PHILADELPHIA — The matchup that headlined the first day of Reebok’s Breakout Classic was Diamond Stone squaring off with Skal Labissiere, a matchup between two top 15 big men in the Class of 2015.
But by the time the final buzzer sounded, the name that was being talked about was a diminutive point guard by the name of Derryck Thornton.
Thornton, the No. 11 recruit in the Class of 2016 according to Rivals, finished with 10 points, seven assists and five boards while leading his team to a two-point win. He controlled possession of the ball, knocked down a couple of mid-range jumpers off the dribble and was able to get into the lane and draw defenders while finding teammates Markis McDuffie and Tyus Battle open on the perimeter.
It was somewhat reminiscent of the way a certain point guard for the Los Angeles Clippers plays, and that’s not an accident.
“I watch a lot of film on point guards like Chris Paul and they get a lot of their points off of little pull-ups in the paint,” Thornton told NBCSports.com.
Now, it’s unfair to try and make a comparison between Thornton and Paul at this point in his development, but the five-star recruit plays with the same kind of ball-dominant style. His handle is elite and he’s clearly paid attention to the coaching he’s received on ball-screen actions. This wasn’t his first impressive performance of the summer, as he was the MVP of the Stephen Curry Camp in San Francisco last weekend, a camp that put a priority on skillwork over simple 5-on-5 play.

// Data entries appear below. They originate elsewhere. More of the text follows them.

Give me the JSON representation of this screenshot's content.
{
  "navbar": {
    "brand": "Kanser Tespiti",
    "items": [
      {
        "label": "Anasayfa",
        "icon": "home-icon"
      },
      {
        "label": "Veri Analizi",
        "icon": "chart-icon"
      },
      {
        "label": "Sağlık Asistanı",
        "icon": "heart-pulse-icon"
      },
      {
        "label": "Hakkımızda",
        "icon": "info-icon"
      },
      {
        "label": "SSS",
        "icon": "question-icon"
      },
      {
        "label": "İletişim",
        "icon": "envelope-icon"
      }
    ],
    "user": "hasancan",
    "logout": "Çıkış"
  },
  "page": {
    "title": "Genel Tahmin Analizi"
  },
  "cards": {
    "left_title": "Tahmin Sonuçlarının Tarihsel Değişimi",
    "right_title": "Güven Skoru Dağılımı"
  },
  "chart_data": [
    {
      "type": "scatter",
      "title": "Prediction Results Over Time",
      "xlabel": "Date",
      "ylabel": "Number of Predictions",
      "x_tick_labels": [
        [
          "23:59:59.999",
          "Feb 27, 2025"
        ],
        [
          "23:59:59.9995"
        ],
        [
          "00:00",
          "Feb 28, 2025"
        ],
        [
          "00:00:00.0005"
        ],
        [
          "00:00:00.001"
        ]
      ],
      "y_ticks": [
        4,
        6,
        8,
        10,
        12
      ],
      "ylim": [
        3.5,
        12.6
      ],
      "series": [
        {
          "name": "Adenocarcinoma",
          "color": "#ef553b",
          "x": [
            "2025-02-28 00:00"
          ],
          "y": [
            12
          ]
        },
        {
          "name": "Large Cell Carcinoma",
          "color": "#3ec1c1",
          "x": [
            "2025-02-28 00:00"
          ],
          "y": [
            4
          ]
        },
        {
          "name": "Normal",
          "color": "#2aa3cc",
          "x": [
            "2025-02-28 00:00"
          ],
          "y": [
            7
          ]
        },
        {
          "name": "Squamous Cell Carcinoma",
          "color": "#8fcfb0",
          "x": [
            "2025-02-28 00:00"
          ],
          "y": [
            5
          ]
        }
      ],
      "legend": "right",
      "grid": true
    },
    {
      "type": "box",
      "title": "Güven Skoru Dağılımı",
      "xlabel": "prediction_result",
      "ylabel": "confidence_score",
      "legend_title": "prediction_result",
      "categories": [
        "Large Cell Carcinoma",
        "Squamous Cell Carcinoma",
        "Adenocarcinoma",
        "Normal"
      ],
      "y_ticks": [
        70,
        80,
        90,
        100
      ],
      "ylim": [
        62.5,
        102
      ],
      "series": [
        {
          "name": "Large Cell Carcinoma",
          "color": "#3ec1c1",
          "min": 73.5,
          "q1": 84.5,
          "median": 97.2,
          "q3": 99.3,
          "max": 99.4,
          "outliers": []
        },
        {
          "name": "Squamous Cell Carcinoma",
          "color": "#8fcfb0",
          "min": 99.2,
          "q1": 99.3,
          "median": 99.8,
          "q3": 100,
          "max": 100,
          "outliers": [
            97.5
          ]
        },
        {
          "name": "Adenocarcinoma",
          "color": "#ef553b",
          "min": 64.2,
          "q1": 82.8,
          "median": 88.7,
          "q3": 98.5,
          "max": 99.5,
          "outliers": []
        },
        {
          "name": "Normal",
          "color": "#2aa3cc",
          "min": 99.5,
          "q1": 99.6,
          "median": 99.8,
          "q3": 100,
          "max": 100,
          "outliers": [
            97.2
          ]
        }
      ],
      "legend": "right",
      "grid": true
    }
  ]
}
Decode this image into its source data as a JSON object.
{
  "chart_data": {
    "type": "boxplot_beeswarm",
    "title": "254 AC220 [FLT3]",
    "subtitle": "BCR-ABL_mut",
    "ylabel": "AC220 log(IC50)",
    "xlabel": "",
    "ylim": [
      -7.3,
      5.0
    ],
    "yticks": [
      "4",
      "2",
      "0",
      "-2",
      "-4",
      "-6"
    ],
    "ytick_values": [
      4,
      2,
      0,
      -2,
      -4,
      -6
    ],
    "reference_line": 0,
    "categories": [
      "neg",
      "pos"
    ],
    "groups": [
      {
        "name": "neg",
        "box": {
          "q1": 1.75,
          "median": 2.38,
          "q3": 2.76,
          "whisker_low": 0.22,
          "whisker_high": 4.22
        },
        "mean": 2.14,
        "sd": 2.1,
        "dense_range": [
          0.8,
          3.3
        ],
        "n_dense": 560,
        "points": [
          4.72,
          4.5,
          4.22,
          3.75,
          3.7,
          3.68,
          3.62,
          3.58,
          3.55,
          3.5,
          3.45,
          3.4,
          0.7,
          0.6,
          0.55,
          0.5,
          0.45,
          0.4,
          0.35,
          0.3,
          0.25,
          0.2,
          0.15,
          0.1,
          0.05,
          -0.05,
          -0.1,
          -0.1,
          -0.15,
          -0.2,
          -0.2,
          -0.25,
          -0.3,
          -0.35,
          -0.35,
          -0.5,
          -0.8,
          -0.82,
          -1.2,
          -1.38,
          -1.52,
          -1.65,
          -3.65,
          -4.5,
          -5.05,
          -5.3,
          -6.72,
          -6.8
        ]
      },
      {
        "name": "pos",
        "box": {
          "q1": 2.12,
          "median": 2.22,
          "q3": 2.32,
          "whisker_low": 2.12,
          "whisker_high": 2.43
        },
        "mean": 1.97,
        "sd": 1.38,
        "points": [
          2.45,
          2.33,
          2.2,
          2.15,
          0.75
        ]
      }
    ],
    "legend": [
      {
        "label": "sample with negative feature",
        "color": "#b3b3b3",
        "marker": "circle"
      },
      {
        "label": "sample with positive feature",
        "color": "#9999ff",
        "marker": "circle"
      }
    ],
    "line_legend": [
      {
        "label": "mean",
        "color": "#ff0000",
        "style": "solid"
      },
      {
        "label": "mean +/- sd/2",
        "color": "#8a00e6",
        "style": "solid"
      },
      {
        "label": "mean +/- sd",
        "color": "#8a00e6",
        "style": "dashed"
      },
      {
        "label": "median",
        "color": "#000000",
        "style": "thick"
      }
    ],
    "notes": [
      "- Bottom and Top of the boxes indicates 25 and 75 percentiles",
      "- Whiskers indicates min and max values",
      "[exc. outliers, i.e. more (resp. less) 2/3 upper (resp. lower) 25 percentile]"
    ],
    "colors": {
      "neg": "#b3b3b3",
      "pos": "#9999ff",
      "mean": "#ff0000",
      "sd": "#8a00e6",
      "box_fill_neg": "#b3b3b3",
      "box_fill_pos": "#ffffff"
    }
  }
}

“We did a lot of drills,” Thornton said of the camp. “Pick-and-rolls, catch-and-shoot, off-the-dribble moves. A lot of skill work.”
That performance at a high-profile camp helped ramp up the recruitment of a player already getting plenty of attention from national programs. Kentucky, UConn, Michigan, Arizona and Florida are among the programs that have lined up to recruit the Findlay Prep point guard. To his credit, Thornton has tried his best to keep away from getting swept up in the hype.
“I’m trying not to, I’m really just trying to focus on my game,” Thornton said. “I wasn’t into it when I wasn’t as known and I’m not into it now.”
If he continues to perform this way, however, that hype is only going to continue to grow.
Diamond Stone’s macaroni mishap: The highlight of this trip to the Breakout Classic was a chance to see Diamond Stone, the No. 6 recruit in the Class of 2015, perform, but he only saw a limited amount of action on Wednesday night as he darted back and forth from the bench to the locker room. The problem? He ate too much macaroni and cheese before the game, according to his father.
“We’ve make macaroni with real cheese up in Wisconsin,” Stone’s father said with a laugh.
Stone’s ability was evident early on, however, as he scored over Skal Labissiere twice in the first three possessions on post moves and followed that up with a thunderous tip-dunk in transition. That’s all I needed to see to know that Stone’s ranking was legitimate, but hopefully tomorrow he’ll be able log more minutes.
Jawun Evans is the second best point guard in the Class of 2015: I’m more and more impressed with Evans every time I see him play, and while I don’t think his No. 32 ranking in the Class of 2015, per Rivals, is necessarily low, it is a good indicator of just how few point guards there are in this class.
Evans is super-quick with the ball in his hands but he’s not all that explosive vertically. He’s got a rock solid handle and I’ve yet to see him make the wrong decision with the ball in his hands, but his lack of a consistent perimeter stroke will make it difficult for him to beat defenders off the dribble at the next level. That should come with time, however, and the Kimball HS (TX) will make whichever of his final eight schools he picks very happy.
As one high-major assistant told me, “the kid’s an absolute stud.”
Dwayne Bacon’s ascent continues: Dwayne Bacon continues to establish himself as one of the elite wings in the Class of 2015 as he took over in the first half on the first day of camp. Bacon finished with 16 points, the majority of those coming in the first half, as he hit threes, beat people off the dribble and scored in transition. He’s had a big spring, and based on Wednesday’s performance, it doesn’t seem like he is going to be slowing down this summer.